They will also not be offended or harbor ill will when you completely reject their "pull request" and rephrase the requirements.
They will also keep going in circles when you rephrase the requirements, unless with every prompt you keep adding to it and mentioning everything they've already suggested that got rejected. While humans occasionally also do this (hey, short memories), LLMs are infuriatingly more prone to it.
A typical interaction with an LLM:
"Hey, how do I do X in Y?"
"That's a great question! A good way to do X in Y is Z!"
"No, Z doesn't work in Y. I get this error: 'Unsupported operation Z'."

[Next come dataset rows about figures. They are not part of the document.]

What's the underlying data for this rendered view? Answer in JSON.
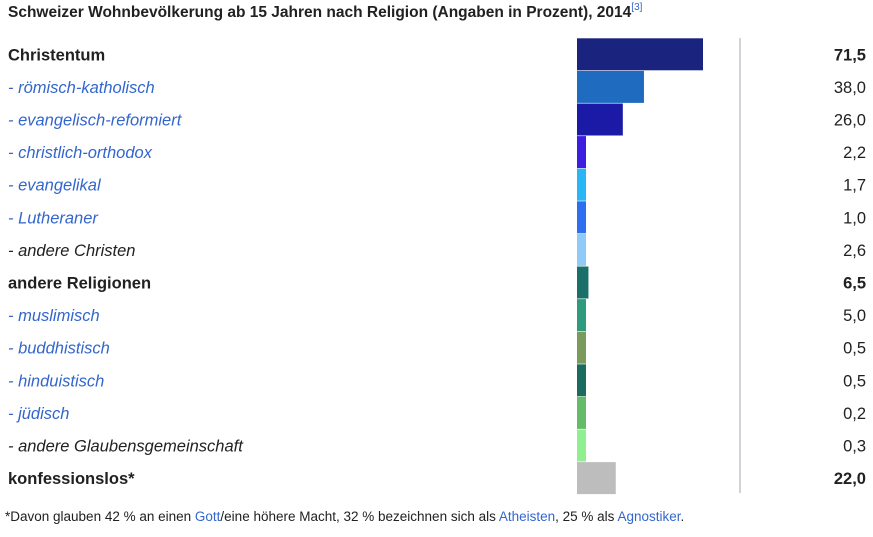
{
  "title": {
    "text": "Schweizer Wohnbevölkerung ab 15 Jahren nach Religion (Angaben in Prozent), 2014",
    "ref": "[3]"
  },
  "chart_data": {
    "type": "bar",
    "orientation": "horizontal",
    "title": "Schweizer Wohnbevölkerung ab 15 Jahren nach Religion (Angaben in Prozent), 2014",
    "xlim": [
      0,
      100
    ],
    "grid": false,
    "rows": [
      {
        "label": "Christentum",
        "value": 71.5,
        "display": "71,5",
        "style": "bold",
        "color": "#1a237e"
      },
      {
        "label": "- römisch-katholisch",
        "value": 38.0,
        "display": "38,0",
        "style": "link",
        "color": "#1f6bbf"
      },
      {
        "label": "- evangelisch-reformiert",
        "value": 26.0,
        "display": "26,0",
        "style": "link",
        "color": "#1a1aa6"
      },
      {
        "label": "- christlich-orthodox",
        "value": 2.2,
        "display": "2,2",
        "style": "link",
        "color": "#3b1ee0"
      },
      {
        "label": "- evangelikal",
        "value": 1.7,
        "display": "1,7",
        "style": "link",
        "color": "#29b6f6"
      },
      {
        "label": "- Lutheraner",
        "value": 1.0,
        "display": "1,0",
        "style": "link",
        "color": "#2e6ff0"
      },
      {
        "label": "- andere Christen",
        "value": 2.6,
        "display": "2,6",
        "style": "plain",
        "color": "#90caf9"
      },
      {
        "label": "andere Religionen",
        "value": 6.5,
        "display": "6,5",
        "style": "bold",
        "color": "#1b6f6a"
      },
      {
        "label": "- muslimisch",
        "value": 5.0,
        "display": "5,0",
        "style": "link",
        "color": "#2e9c7c"
      },
      {
        "label": "- buddhistisch",
        "value": 0.5,
        "display": "0,5",
        "style": "link",
        "color": "#7a9a5e"
      },
      {
        "label": "- hinduistisch",
        "value": 0.5,
        "display": "0,5",
        "style": "link",
        "color": "#1b6b5e"
      },
      {
        "label": "- jüdisch",
        "value": 0.2,
        "display": "0,2",
        "style": "link",
        "color": "#66bb6a"
      },
      {
        "label": "- andere Glaubensgemeinschaft",
        "value": 0.3,
        "display": "0,3",
        "style": "plain",
        "color": "#90f090"
      },
      {
        "label": "konfessionslos*",
        "value": 22.0,
        "display": "22,0",
        "style": "bold",
        "color": "#bdbdbd"
      }
    ]
  },
  "footnote": {
    "part1": "*Davon glauben 42 % an einen ",
    "link1": "Gott",
    "part2": "/eine höhere Macht, 32 % bezeichnen sich als ",
    "link2": "Atheisten",
    "part3": ", 25 % als ",
    "link3": "Agnostiker",
    "part4": "."
  }
}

"I apologize for making this mistake. You're right to point out Z doesn't work in Y. Let's use W instead!"
"Unfortunately, I cannot use W for company policy reasons. Any other option?"
"Understood: you cannot use W due to company policy. Why not try to do Z?"

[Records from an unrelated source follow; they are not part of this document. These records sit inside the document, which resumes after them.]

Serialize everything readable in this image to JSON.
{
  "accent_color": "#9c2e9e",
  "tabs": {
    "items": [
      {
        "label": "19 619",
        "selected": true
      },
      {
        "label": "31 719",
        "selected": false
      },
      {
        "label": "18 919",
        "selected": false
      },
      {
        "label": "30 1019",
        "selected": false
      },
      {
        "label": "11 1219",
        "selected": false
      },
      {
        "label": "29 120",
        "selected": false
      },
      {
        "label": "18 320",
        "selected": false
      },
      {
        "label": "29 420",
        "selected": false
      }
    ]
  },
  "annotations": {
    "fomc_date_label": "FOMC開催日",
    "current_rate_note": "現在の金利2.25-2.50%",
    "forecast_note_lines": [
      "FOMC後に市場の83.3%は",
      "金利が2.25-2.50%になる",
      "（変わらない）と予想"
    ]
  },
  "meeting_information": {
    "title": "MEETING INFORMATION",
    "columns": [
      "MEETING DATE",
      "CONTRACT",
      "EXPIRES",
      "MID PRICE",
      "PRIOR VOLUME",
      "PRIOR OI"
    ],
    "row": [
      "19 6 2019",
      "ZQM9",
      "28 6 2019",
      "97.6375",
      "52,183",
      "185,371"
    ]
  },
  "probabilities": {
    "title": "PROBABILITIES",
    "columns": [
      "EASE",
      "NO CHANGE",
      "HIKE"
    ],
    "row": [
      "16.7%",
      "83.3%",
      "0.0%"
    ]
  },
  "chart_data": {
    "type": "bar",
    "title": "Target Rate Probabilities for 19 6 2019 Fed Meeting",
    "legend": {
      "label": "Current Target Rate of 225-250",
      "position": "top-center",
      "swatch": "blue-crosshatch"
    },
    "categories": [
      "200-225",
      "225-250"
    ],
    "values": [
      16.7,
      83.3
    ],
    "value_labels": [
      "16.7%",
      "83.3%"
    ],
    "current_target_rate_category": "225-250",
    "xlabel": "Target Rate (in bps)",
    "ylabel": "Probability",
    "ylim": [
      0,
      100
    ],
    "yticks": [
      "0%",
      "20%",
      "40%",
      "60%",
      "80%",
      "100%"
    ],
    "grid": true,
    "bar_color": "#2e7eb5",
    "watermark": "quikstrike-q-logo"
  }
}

"I just told you Z isn't available in Y."
"In that case, I suggest you do W."
"Like I told you, W is unacceptable due to company policy. Neither W nor Z work."
...
"Let's do this. First, use Z [...]"
It's my experience that once you are in this territory, the LLM is not going to be helpful and you should abandon the effort to get what you want out of it. I can smell blood now when it's wrong; it'll just keep being wrong, cheerfully, confidently.

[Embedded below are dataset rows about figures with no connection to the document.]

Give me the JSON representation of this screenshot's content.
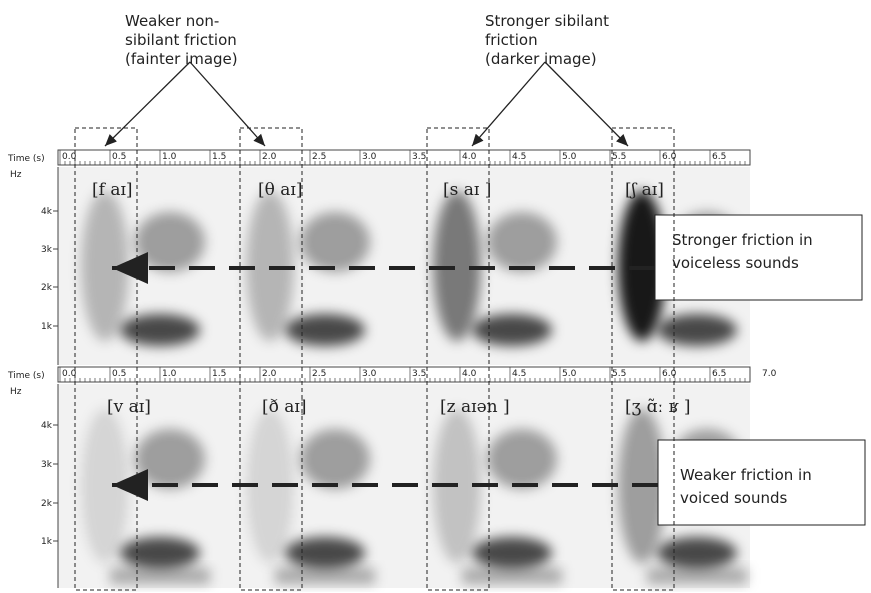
{
  "annotations": {
    "weak_nonsibilant": [
      "Weaker non-",
      "sibilant friction",
      "(fainter image)"
    ],
    "strong_sibilant": [
      "Stronger sibilant",
      "friction",
      "(darker image)"
    ]
  },
  "panels": [
    {
      "time_label": "Time (s)",
      "freq_label": "Hz",
      "time_ticks": [
        "0.0",
        "0.5",
        "1.0",
        "1.5",
        "2.0",
        "2.5",
        "3.0",
        "3.5",
        "4.0",
        "4.5",
        "5.0",
        "5.5",
        "6.0",
        "6.5"
      ],
      "freq_ticks": [
        "4k",
        "3k",
        "2k",
        "1k"
      ],
      "transcriptions": [
        "[f  aɪ]",
        "[θ  aɪ]",
        "[s  aɪ ]",
        "[ʃ   aɪ]"
      ],
      "callout": [
        "Stronger friction in",
        "voiceless sounds"
      ]
    },
    {
      "time_label": "Time (s)",
      "freq_label": "Hz",
      "time_ticks": [
        "0.0",
        "0.5",
        "1.0",
        "1.5",
        "2.0",
        "2.5",
        "3.0",
        "3.5",
        "4.0",
        "4.5",
        "5.0",
        "5.5",
        "6.0",
        "6.5",
        "7.0"
      ],
      "freq_ticks": [
        "4k",
        "3k",
        "2k",
        "1k"
      ],
      "transcriptions": [
        "[v  aɪ]",
        "[ð  aɪ]",
        "[z  aɪən ]",
        "[ʒ  ɑ̃ː ʁ ]"
      ],
      "callout": [
        "Weaker friction in",
        "voiced sounds"
      ]
    }
  ]
}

Yes, to be honest I've also learned to notice when it's stuck in an infinite loop.
It's just frustrating, but when I'm asking it something within my domain of expertise, of course I can notice, and either call it quits or start a new session with a radically different prompt.
Which LLMs and which versions?
All. Of. Them. It's quite literally what they do because they are optimistic text generators. Not correct or accurate text generators.
This really grinds my gears. The technology is inherently faulty, but the relentless optimism of its future subtly hiding that by making it the user's mistake instead.
Oh you got a wrong answer? Did you try the new OpenAI v999? Did you prompt it correctly? Its definitely not the model, because it worked for me once last night..
> it worked for me once last night..
This !
Yeah, it probably "worked for me" because they spent a gazillion hours engaging in what the LLM fanbois call "prompt engineering", but you and I would call "engaging in endless iterative hacky work-arounds until you find a prompt that works".
Unless its something extremely simple, the chances of an LLM giving you a workable answer on the first attempt is microscopic.
Most optimistic text generators do not consider repeating the stuff that was already rejected a desireable path forward. It might be the only path forward they’re aware of though.
In some contexts I got ChatGPT to answer "I don't know" when I crafted a very specific prompt about not knowing being and acceptable and preferable answer to bullshitting. But it's hit and miss, and doesn't always work; it seems LLMs simply aren't trained to model admittance of ignorance, they almost always want to give a positive and confident answer.